Porque mis pensamientos no son los de ustedes, ni sus caminos son los míos —afirma el Señor—. Mis caminos y mis pensamientos son más altos que los de ustedes; más altos que los cielos sobre la tierra
La verdadera bendición está en hacer las cosas a la manera de Dios
Seguir la manera de Dios es confiar en su sabiduría y obedecer su voluntad
- Dios tiene una manera diferente de obrar Sus pensamientos y caminos son más altos que los nuestros.

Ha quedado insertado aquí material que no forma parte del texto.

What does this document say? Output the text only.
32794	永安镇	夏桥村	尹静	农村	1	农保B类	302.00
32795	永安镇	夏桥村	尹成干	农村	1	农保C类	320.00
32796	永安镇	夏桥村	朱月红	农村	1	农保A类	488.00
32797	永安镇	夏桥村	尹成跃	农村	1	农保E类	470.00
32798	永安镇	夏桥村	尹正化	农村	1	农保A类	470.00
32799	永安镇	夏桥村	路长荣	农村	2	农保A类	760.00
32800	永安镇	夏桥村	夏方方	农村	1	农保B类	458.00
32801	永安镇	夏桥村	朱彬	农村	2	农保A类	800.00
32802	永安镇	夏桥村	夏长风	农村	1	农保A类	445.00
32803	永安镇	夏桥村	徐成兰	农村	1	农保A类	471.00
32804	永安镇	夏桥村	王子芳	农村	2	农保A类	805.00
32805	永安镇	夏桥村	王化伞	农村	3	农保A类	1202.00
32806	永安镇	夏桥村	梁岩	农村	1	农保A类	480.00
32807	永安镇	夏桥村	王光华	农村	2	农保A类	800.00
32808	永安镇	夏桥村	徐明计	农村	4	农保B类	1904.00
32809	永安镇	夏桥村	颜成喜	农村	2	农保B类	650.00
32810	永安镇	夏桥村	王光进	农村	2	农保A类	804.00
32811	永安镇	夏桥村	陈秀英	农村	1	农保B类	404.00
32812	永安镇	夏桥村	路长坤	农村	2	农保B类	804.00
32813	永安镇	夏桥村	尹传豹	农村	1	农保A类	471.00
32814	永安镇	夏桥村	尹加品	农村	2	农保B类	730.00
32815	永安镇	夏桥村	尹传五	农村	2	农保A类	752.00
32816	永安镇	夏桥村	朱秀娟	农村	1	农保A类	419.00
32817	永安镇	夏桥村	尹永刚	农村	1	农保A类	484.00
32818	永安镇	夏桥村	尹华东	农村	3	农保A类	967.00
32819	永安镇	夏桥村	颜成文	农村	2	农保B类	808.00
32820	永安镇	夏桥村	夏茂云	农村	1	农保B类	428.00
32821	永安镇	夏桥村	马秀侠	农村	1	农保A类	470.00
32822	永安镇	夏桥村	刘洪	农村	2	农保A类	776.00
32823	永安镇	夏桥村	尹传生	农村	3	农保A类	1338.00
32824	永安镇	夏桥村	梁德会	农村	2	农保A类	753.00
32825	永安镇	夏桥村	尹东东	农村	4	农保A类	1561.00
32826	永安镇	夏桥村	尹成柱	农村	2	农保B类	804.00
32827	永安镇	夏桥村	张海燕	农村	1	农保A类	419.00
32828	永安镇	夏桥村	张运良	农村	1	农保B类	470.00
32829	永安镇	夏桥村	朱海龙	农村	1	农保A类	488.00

Lo que parece ilógico para el hombre es perfecto en el plan divino.
- La obediencia como clave Hacer las cosas a la manera de Dios implica obedecer aunque no entendamos todo. La fe nos lleva a confiar en su dirección.
- Ejemplos bíblicos de la manera de Dios
- Abraham obedeciendo al llamado sin saber a dónde iba.
- Moisés guiando al pueblo según la instrucción divina.
- Jesús mismo viviendo en completa obediencia al Padre.
- El contraste con la manera humana El hombre busca atajos, soluciones rápidas y su propia lógica. Dios nos invita a depender de Él y no de nuestra propia prudencia.
- Aplicación práctica
- Buscar la voluntad de Dios en oración.
- Someter nuestras decisiones a su Palabra.
- Confiar en que su manera siempre es mejor, aunque implique esperar o renunciar.